JC-fratelli Juan Carlos con la madre, le sorelle Pilar e Margarita e il fratello Alfonso

Don Juan de Borbòn y Battemberg ha una sola passione, il mare e fin da adolescente sogna di fare carriera in Marina. Come il prozio materno il principe Louis di Battemberg, primo Lord dell’Ammiragliato e il cugino il futuro lord Louis Mountbatten. Ma Juan è anche l’unico dei quattro figli maschi di re Alfonso XIII ad avere una salute di ferro. Il principe delle Asturie e l’ultimogenito Gonzalo infatti convivono con quella terribile spada di Damocle chiamata emofilia – inconsapevolmente trasmessa dalla madre – malattia incurabile che impedisce loro condurre una vita normale, mentre l’infante don Jaime è sordomuto.
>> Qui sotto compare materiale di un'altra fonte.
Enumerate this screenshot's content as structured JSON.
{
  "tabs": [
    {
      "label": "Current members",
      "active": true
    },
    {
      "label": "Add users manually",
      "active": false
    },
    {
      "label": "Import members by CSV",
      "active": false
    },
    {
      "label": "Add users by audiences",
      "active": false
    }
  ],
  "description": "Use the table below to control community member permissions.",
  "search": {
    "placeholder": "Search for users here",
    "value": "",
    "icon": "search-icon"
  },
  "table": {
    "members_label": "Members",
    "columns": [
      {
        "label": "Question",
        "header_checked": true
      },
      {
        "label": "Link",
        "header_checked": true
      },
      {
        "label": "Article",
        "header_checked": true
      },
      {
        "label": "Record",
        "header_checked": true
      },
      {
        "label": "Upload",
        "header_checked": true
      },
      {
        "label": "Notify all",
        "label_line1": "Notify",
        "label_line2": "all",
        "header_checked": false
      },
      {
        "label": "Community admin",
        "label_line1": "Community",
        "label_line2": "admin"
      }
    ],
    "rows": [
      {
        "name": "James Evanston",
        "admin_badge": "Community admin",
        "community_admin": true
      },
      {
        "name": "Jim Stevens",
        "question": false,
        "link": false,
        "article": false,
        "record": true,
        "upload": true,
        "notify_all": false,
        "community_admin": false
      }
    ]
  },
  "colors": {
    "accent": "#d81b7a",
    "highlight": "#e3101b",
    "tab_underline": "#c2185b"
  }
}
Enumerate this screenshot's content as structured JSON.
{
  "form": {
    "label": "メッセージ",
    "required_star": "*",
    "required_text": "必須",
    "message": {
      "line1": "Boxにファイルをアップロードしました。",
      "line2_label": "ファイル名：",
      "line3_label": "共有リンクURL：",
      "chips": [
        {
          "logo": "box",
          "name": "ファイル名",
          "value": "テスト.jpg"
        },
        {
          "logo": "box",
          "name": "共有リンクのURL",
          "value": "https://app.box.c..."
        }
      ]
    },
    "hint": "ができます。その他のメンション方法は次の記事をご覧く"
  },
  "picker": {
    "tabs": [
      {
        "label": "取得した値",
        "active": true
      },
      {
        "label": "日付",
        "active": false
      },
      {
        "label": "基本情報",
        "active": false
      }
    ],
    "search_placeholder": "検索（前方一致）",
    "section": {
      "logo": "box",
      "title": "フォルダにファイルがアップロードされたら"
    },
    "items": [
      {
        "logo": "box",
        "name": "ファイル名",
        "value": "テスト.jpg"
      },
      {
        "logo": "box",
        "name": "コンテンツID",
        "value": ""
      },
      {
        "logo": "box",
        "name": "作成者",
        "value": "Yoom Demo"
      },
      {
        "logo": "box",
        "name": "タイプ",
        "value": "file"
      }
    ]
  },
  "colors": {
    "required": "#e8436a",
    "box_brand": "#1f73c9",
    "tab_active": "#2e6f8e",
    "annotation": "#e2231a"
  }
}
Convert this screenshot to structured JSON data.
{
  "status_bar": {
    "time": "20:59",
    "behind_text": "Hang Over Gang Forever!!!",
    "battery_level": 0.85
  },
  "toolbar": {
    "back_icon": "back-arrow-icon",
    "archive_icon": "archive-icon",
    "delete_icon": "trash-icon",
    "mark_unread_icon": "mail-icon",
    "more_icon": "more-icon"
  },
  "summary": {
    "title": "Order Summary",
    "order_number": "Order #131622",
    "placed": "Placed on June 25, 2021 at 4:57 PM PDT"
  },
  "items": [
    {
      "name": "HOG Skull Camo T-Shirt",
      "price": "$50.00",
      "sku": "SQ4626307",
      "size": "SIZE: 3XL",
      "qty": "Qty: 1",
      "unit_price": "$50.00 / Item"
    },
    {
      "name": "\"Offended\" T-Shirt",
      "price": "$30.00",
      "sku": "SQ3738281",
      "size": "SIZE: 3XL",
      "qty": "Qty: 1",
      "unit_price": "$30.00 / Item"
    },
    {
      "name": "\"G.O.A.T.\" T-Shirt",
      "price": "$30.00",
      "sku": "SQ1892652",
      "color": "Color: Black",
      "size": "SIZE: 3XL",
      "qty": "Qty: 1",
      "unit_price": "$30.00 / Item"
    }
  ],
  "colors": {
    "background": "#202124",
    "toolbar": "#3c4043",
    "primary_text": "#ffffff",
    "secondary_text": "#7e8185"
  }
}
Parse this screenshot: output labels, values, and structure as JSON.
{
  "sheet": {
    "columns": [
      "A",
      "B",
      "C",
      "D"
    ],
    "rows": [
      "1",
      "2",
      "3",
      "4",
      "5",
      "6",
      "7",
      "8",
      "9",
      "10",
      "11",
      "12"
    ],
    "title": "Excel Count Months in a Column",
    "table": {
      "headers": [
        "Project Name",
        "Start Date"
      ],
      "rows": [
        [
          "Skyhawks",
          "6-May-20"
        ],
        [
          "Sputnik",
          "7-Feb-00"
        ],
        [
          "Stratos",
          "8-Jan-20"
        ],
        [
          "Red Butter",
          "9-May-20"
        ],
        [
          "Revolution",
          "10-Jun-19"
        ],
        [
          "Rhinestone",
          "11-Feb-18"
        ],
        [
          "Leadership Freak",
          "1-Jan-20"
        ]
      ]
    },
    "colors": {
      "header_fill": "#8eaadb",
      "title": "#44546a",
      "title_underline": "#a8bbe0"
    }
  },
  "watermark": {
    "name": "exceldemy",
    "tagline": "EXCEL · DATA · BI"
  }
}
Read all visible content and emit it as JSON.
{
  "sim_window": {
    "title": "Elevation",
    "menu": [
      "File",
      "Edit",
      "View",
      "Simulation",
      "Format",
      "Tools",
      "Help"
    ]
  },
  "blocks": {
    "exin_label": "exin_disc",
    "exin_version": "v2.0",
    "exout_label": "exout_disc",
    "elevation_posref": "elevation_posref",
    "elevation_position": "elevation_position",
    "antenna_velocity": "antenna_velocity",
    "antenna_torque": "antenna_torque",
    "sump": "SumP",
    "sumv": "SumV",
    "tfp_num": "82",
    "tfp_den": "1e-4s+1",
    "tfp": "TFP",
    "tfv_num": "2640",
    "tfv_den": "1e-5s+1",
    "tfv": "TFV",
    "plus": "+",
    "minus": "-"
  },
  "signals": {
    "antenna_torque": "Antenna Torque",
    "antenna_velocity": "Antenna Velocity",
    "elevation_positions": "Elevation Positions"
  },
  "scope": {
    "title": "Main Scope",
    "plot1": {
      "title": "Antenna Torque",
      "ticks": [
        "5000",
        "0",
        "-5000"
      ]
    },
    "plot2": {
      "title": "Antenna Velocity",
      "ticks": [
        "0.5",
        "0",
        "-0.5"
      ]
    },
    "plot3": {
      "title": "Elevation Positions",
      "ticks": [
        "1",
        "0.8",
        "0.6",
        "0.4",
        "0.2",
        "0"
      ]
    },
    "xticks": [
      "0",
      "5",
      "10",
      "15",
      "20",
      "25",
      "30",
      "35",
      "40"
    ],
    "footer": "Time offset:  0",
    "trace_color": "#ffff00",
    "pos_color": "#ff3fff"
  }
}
Comunque la linea di successione non viene modificata e il principe, che sembra lontano dal trono, può dar seguito alle sue inclinazioni. Tanto più che nel 1931 Alfonso XIII abdica, la Spagna diventa una repubblica e i problemi dinastici sembrano non essere di attualità. Don Juan, che ha 18 anni, è costretto a seguire la famiglia in esilio, ma ottiene come pronipote della regina Vittoria, di essere ammesso alla scuola navale di Dartmouth e, nel 1932, re Giorgio V lo nomina King’s Cadet.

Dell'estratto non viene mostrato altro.